Sport for development starts with leadership skills training
Mutare Haarlem Sportleaders
(MHS) in Zimbabwe started more than 10 years ago with sport leadership skills training. Sport leadership is about learning by experience, namely the skills and technique as a player and/or coach, the rules as a referee and the leadership qualities needed to lead a team.
What’s more, future sports leaders have acquired on the job experience by founding and leading sports teams and organising community sports activities in their neighbourhoods, which at the same time provided leisure for local children.
Altogether, it has built a strong basis for sports leaders who are passionate about their jobs. This is exactly what ensures the quality of S&D programmes.
Sport addressing social issues
Many S&D programmes use sports to address social issues, such as health education on HIV/AIDS, female empowerment and peace-building. MHS also started sports programmes to address social issues, but only once it had developed a basis of good sports leaders.
These social programmes resulted in more women attending sports activities and female sports leaders becoming role models for other girls. It also resulted in more acceptance of disabled children. Still, it is hard to give exact facts and figures. For example, was it really the result of the Kicking Aids Out! activities (one of MHS' activities) that the level of awareness around HIV/AIDS increased in Mutare, or was it due to all the other health care programmes?
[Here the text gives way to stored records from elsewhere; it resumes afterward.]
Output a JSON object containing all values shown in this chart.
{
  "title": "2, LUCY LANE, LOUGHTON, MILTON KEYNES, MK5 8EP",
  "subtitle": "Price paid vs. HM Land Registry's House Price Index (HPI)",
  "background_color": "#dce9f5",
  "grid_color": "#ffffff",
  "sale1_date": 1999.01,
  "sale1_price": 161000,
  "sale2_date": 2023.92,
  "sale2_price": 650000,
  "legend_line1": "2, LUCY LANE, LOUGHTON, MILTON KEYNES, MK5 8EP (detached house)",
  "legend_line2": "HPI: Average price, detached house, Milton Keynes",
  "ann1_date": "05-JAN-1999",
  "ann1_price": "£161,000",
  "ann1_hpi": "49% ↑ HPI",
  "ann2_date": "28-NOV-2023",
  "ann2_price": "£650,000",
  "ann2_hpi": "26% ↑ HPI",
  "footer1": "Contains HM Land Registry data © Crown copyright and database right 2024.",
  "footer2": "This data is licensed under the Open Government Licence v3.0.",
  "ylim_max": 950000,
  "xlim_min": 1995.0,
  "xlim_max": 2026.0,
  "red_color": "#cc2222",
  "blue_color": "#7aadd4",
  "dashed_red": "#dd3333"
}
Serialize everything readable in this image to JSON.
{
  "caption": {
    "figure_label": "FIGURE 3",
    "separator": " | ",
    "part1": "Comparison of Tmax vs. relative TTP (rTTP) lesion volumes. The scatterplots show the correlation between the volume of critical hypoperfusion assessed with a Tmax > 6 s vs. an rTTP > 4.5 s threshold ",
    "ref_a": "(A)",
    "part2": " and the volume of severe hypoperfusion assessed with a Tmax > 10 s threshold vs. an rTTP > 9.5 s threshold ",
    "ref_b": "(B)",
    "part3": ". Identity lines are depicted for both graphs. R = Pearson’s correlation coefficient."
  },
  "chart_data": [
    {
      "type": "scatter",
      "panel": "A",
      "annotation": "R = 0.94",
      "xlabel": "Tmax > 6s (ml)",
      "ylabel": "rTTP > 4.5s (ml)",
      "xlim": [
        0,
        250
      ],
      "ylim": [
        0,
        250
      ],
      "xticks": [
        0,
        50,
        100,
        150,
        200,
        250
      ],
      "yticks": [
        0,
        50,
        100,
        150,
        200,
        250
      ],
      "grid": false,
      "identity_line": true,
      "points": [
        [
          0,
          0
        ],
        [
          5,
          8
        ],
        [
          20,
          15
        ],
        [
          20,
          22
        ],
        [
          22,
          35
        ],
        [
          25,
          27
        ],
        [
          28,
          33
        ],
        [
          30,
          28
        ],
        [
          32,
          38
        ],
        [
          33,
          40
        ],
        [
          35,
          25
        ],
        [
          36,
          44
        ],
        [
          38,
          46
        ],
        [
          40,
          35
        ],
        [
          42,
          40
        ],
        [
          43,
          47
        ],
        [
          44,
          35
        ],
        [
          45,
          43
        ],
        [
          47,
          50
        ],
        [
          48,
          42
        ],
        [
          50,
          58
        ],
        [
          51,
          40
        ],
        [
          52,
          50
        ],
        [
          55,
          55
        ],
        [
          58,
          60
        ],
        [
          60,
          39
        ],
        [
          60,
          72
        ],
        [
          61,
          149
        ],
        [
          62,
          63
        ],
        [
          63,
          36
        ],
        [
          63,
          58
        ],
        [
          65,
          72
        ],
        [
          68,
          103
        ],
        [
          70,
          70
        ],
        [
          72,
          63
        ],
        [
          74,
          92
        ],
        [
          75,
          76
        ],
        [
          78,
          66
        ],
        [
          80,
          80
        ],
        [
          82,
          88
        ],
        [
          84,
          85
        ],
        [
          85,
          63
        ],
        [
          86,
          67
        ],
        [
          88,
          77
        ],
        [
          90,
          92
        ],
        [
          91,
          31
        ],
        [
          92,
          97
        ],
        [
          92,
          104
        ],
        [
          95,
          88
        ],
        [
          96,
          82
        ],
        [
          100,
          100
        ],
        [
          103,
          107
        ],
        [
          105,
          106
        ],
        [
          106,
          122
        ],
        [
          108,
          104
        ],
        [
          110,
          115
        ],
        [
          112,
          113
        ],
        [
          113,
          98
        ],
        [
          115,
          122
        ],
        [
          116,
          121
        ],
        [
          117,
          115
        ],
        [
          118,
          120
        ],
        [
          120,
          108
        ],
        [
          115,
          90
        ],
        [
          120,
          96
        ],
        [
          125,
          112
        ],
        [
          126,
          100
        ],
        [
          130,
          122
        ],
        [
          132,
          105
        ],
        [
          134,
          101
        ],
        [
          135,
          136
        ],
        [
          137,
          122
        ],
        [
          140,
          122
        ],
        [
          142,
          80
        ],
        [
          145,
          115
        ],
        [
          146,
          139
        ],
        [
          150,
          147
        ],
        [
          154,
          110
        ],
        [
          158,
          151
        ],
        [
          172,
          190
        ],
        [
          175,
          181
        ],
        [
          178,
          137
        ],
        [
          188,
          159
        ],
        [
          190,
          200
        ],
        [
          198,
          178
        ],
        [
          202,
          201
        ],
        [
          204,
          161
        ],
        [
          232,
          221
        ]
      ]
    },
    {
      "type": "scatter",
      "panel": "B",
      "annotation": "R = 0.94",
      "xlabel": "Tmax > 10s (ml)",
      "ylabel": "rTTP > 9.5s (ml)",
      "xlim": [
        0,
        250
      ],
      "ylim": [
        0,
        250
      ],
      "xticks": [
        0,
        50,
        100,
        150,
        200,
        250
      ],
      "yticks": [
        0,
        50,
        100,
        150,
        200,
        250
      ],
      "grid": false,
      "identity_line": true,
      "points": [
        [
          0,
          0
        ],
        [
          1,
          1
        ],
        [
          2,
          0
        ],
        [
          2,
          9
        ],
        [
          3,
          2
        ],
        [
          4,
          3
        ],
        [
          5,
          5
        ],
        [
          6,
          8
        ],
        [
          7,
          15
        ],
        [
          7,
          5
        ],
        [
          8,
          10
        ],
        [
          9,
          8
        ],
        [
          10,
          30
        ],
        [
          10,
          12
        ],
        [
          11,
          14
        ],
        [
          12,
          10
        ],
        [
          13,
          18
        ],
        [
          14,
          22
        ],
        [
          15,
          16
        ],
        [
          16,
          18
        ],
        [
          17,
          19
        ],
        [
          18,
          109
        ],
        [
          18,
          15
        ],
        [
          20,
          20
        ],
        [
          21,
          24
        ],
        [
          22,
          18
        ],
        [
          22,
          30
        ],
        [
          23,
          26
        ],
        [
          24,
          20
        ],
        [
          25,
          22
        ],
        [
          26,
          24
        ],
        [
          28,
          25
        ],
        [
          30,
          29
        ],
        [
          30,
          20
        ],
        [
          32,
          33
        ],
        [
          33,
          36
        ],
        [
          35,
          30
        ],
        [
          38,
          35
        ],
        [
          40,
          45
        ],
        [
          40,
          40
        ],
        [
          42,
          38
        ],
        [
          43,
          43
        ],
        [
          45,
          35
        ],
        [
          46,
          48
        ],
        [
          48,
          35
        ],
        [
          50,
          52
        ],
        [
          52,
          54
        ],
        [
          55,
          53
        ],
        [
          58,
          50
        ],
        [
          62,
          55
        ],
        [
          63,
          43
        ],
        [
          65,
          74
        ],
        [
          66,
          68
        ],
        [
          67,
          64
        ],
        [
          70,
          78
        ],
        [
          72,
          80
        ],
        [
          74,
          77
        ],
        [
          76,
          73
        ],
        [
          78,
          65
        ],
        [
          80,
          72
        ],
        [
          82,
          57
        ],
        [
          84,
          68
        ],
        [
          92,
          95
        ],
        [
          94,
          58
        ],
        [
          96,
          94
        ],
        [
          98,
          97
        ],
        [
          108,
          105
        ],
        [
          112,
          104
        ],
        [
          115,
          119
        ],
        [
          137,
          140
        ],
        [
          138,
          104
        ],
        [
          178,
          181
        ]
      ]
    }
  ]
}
Could it also have been a result of a combined effort?
These types of questions, left unanswered, leave many with a scepticism that sports programmes cannot be that important for development.
The end result is leadership skills
More important than sports for social goals are the skills that sport leaders learn along the way. MHS’ sport leaders have grown as sports players, learnt life skills and developed a healthy life style, but they have also developed themselves as leaders.
They are not only as coaches on the pitch, but also in their personal lives. Most of the sports leaders have a job, set up a business or have taken up a formal study, which is an incredible result in a country with a formal unemployment rate of over 95%.
I believe it is the leadership skills learnt through sports that have helped them develop the self-confidence needed to find opportunities and to act on them.